La académica de número reflexiona sobre la incompatibilidad de la pena capital con el derecho fundamental a la vida en su columna de El Mercurio.
Una de las consecuencias del aumento desatado de la delincuencia —además del miedo y la inseguridad, que nos hacen cambiar nuestros hábitos y costumbres— es el creciente riesgo de un auge de la autotutela (la necesidad que sienten los ciudadanos de ejercer por sí mismos su propia defensa, al margen de la ley, ante el abandono percibido de las instituciones encargadas de resguardar la seguridad). Ello es el fin del Estado de derecho y el retorno a la ley de la jungla. Por otra parte, también surge una mayor demanda —y ya la estamos viendo— a favor de la restauración de la pena de muerte.
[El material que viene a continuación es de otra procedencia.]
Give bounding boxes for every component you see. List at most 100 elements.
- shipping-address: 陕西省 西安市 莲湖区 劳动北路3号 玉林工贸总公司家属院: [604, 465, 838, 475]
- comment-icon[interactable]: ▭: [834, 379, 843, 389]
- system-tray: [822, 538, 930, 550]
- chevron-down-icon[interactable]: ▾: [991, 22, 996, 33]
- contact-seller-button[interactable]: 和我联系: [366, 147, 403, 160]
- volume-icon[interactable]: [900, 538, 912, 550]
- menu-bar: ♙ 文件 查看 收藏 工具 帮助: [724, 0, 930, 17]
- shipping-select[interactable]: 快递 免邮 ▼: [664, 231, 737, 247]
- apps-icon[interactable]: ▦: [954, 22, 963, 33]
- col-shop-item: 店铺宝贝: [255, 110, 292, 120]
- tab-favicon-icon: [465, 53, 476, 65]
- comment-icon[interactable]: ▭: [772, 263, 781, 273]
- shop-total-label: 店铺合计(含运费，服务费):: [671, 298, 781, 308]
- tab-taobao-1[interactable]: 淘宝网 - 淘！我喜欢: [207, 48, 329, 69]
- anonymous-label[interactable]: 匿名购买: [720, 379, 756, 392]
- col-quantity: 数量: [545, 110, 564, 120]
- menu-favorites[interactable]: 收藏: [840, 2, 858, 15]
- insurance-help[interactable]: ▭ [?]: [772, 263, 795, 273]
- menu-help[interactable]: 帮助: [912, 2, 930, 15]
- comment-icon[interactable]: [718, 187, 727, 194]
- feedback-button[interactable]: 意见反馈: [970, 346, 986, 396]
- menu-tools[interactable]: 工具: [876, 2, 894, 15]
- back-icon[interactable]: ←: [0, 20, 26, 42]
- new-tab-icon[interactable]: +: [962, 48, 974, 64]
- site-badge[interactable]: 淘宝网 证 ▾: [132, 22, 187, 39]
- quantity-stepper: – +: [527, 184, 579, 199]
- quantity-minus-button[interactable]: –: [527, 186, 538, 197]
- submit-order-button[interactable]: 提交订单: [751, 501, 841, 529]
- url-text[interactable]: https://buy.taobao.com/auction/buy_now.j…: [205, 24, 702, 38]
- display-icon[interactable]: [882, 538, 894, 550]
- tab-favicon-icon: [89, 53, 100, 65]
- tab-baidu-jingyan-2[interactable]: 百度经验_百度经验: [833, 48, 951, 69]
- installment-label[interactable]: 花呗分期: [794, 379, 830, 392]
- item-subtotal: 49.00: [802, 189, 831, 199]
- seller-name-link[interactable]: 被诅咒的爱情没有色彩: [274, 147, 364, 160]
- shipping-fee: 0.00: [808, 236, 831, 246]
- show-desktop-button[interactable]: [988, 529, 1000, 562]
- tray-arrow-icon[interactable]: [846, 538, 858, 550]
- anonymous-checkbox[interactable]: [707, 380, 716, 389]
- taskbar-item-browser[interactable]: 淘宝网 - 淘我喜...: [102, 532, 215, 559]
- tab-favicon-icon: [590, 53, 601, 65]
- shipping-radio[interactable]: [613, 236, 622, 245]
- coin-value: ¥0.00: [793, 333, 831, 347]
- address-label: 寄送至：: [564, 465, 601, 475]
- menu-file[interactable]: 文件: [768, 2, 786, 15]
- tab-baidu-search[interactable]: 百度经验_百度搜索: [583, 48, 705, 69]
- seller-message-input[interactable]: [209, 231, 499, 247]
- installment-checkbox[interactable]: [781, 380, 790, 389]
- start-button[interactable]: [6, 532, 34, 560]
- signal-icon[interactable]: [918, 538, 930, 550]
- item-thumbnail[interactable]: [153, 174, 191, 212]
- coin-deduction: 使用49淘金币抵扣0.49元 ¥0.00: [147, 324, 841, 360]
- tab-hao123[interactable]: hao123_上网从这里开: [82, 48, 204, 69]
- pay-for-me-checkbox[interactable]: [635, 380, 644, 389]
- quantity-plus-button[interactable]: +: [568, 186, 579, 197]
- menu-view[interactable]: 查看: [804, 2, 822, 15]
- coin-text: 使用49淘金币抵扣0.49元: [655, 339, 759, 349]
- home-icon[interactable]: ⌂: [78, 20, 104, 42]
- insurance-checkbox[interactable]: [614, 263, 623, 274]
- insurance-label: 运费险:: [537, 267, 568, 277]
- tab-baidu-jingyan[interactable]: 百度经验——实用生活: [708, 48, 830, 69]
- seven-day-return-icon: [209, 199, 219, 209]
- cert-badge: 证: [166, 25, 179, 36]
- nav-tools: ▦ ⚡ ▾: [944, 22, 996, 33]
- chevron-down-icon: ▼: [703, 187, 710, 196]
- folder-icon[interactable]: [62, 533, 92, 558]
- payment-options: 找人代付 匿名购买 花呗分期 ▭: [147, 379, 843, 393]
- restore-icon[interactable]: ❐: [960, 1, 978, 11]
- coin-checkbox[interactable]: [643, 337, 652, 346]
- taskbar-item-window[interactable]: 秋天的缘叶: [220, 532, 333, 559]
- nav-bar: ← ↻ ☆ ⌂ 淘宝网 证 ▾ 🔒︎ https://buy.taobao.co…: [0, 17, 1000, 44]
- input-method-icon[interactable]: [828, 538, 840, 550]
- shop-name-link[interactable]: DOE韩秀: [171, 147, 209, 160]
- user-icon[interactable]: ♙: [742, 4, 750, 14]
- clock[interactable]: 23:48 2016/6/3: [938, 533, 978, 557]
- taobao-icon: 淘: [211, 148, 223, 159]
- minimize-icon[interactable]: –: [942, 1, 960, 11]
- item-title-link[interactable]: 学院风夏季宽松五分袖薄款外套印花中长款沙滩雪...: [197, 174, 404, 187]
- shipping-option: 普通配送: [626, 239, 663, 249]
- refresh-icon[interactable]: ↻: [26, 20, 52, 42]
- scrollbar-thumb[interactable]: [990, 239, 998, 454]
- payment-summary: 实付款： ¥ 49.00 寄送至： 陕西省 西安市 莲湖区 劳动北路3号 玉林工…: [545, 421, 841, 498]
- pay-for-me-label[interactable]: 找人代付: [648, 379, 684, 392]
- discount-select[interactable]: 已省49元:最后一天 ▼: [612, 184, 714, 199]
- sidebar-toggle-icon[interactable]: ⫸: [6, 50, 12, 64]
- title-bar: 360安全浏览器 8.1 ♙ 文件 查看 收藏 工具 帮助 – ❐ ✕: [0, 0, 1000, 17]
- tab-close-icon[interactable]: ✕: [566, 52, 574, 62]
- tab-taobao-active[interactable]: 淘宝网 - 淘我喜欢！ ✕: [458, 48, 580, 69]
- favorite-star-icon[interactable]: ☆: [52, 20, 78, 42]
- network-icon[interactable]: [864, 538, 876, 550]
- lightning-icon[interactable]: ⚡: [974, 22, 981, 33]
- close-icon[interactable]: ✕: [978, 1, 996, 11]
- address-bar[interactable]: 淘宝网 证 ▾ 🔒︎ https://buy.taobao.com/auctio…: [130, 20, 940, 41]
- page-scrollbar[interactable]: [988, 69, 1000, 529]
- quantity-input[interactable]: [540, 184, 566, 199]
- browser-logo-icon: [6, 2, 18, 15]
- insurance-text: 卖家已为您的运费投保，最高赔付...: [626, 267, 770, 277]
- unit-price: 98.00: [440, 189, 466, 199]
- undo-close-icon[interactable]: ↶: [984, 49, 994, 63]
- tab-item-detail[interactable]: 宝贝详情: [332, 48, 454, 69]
Pues bien, esta pena atenta directamente contra el derecho más fundamental a la vida y, por lo tanto, su legitimidad moral y conveniencia práctica merecen atención rigurosa y racional.
Lo primero que habría que analizar es la pregunta que tan ilustradamente planteó en el siglo XVIII el filósofo Cesare Beccaria: ¿cuál es el propósito del castigo en una sociedad civilizada? Partamos por recordar que hasta esa época, con mínimas excepciones, perduraban prácticas deleznables y perversas en los tratamientos a los cuales los soberanos podían someter a sus súbditos: muerte en la rueda, las más diversas y despiadadas torturas, mutilaciones, muerte en la hoguera, descuartizamiento y decapitaciones. Además, eran castigos que cobijaban espectáculos de fiestas y regocijos populares en plazas públicas en los cuales, según descripciones de la época, miles de personas se congregaban a reír, gritar, bailar y celebrar en medio de orgías de alcohol y libertinaje.